Корали, желавшая похвалиться красотою Люсьена, причиной зависти к ней всех женщин, повезла его к Штаубу: ей казалось, что Люсьен недостаточно хорошо одет. Оттуда влюбленные отправились в Булонский лес и воротились к обеду у г-жи дю Валь-Нобль; там Люсьен встретил Растиньяка, Бисиу, де Люпо, Фино, Блонде, Виньона, барона де Нусингена, Боденора, Филиппа Бридо, великого музыканта Конти — вошел в мир артистов, спекулянтов, всех этих людей, склонных после волнений и забот искать рассеяния в острых впечатлениях; и все они радушно приняли Люсьена. Люсьен, уверенный в себе, расточал свое остроумие, словно им и не торговал, и был провозглашен человеком без предрассудков, — модная в ту пору похвала в этой полутоварищеской среде.

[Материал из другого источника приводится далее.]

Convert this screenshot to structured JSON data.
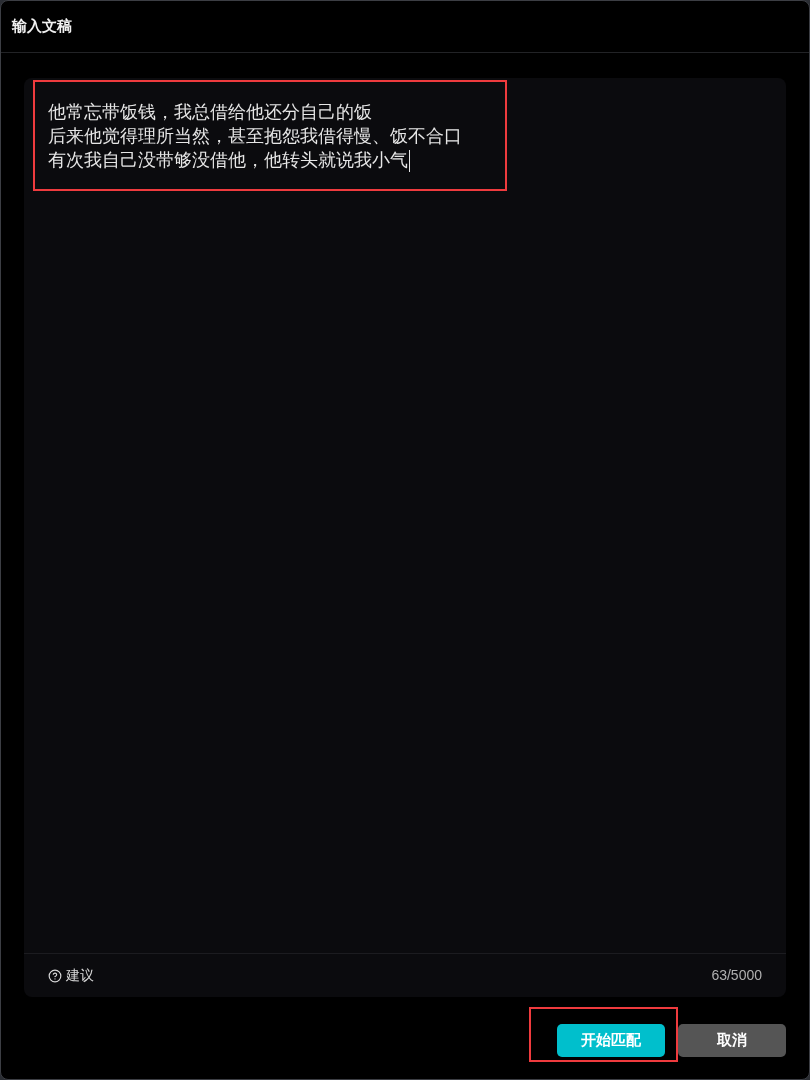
{
  "dialog": {
    "title": "输入文稿"
  },
  "editor": {
    "lines": [
      "他常忘带饭钱，我总借给他还分自己的饭",
      "后来他觉得理所当然，甚至抱怨我借得慢、饭不合口",
      "有次我自己没带够没借他，他转头就说我小气"
    ],
    "focused": true,
    "highlighted": true
  },
  "footer": {
    "hint": "建议",
    "count": "63/5000"
  },
  "buttons": [
    {
      "label": "开始匹配",
      "kind": "primary",
      "highlighted": true
    },
    {
      "label": "取消",
      "kind": "secondary",
      "highlighted": false
    }
  ]
}
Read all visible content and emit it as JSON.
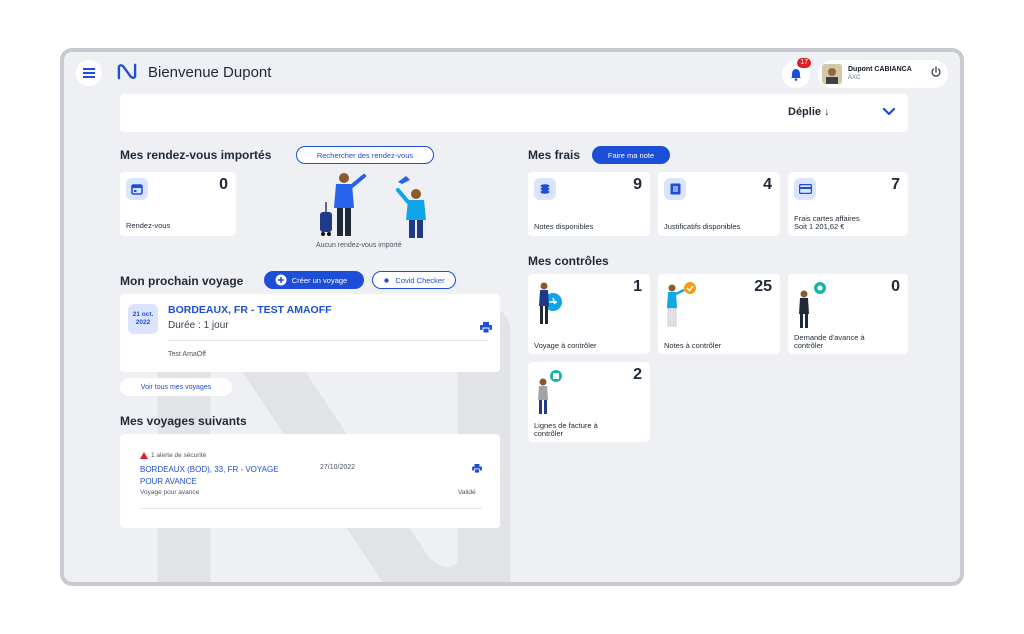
{
  "header": {
    "welcome": "Bienvenue Dupont",
    "notifications_count": "17",
    "user_name": "Dupont CABIANCA",
    "user_company": "AXC"
  },
  "deplie": {
    "label": "Déplie ↓"
  },
  "rdv": {
    "title": "Mes rendez-vous importés",
    "search_button": "Rechercher des rendez-vous",
    "count": "0",
    "label": "Rendez-vous",
    "empty_text": "Aucun rendez-vous importé"
  },
  "prochain": {
    "title": "Mon prochain voyage",
    "create_button": "Créer un voyage",
    "covid_button": "Covid Checker",
    "date_line1": "21 oct.",
    "date_line2": "2022",
    "trip_title": "BORDEAUX, FR - TEST AMAOFF",
    "duration": "Durée : 1 jour",
    "note": "Test AmaOff",
    "see_all": "Voir tous mes voyages"
  },
  "suivants": {
    "title": "Mes voyages suivants",
    "alert": "1 alerte de sécurité",
    "trip_line1": "BORDEAUX (BOD), 33, FR - VOYAGE",
    "trip_line2": "POUR AVANCE",
    "date": "27/10/2022",
    "type": "Voyage pour avance",
    "status": "Validé"
  },
  "frais": {
    "title": "Mes frais",
    "button": "Faire ma note",
    "cards": [
      {
        "count": "9",
        "label": "Notes disponibles"
      },
      {
        "count": "4",
        "label": "Justificatifs disponibles"
      },
      {
        "count": "7",
        "label": "Frais cartes affaires",
        "sub": "Soit 1 201,62 €"
      }
    ]
  },
  "controles": {
    "title": "Mes contrôles",
    "cards": [
      {
        "count": "1",
        "label": "Voyage à contrôler"
      },
      {
        "count": "25",
        "label": "Notes à contrôler"
      },
      {
        "count": "0",
        "label": "Demande d'avance à",
        "label2": "contrôler"
      },
      {
        "count": "2",
        "label": "Lignes de facture à",
        "label2": "contrôler"
      }
    ]
  },
  "colors": {
    "primary": "#1d4ed8",
    "icon_bg": "#dbe4ff",
    "frame_bg": "#eef0f3",
    "alert": "#e11d2a"
  }
}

— Те-те-те! Полезно исследовать его сущность, — сказал Теодор Гайар, снискавший покровительство двора; он носился с планом издания роялистской газетки, позже столь известной под названием «Ревей».

После обеда оба журналиста в обществе своих любовниц направились в Оперу, где у Мерлена была ложа; в ней уже собралась вся компания. Итак, Люсьен предстал победителем там, где несколько месяцев назад он был столь тяжко унижен. Он прохаживался в фойе под руку с Мерленом и Блонде, он смотрел в лицо денди, некогда над ним издевавшимся. Шатле был в его руках! Де Марсе, Ванденес, Манервиль, львы той эпохи, обменялись с ним высокомерными взглядами. В ложе г-жи д’Эспар речь, разумеется, шла о прекрасном, изящном Люсьене: Растиньяк пробыл там очень долго, маркиза и г-жа де Баржетон наводили лорнеты на Корали. Не пробудил ли Люсьен в сердце г-жи де Баржетон сожалений об утраченном? Эта мысль занимала поэта; стоило ему встретить Коринну из Ангулема, и жажда мести взволновала его сердце, как и в тот день в Елисейских Полях, когда он испытал на себе презрение этой женщины и ее кузины.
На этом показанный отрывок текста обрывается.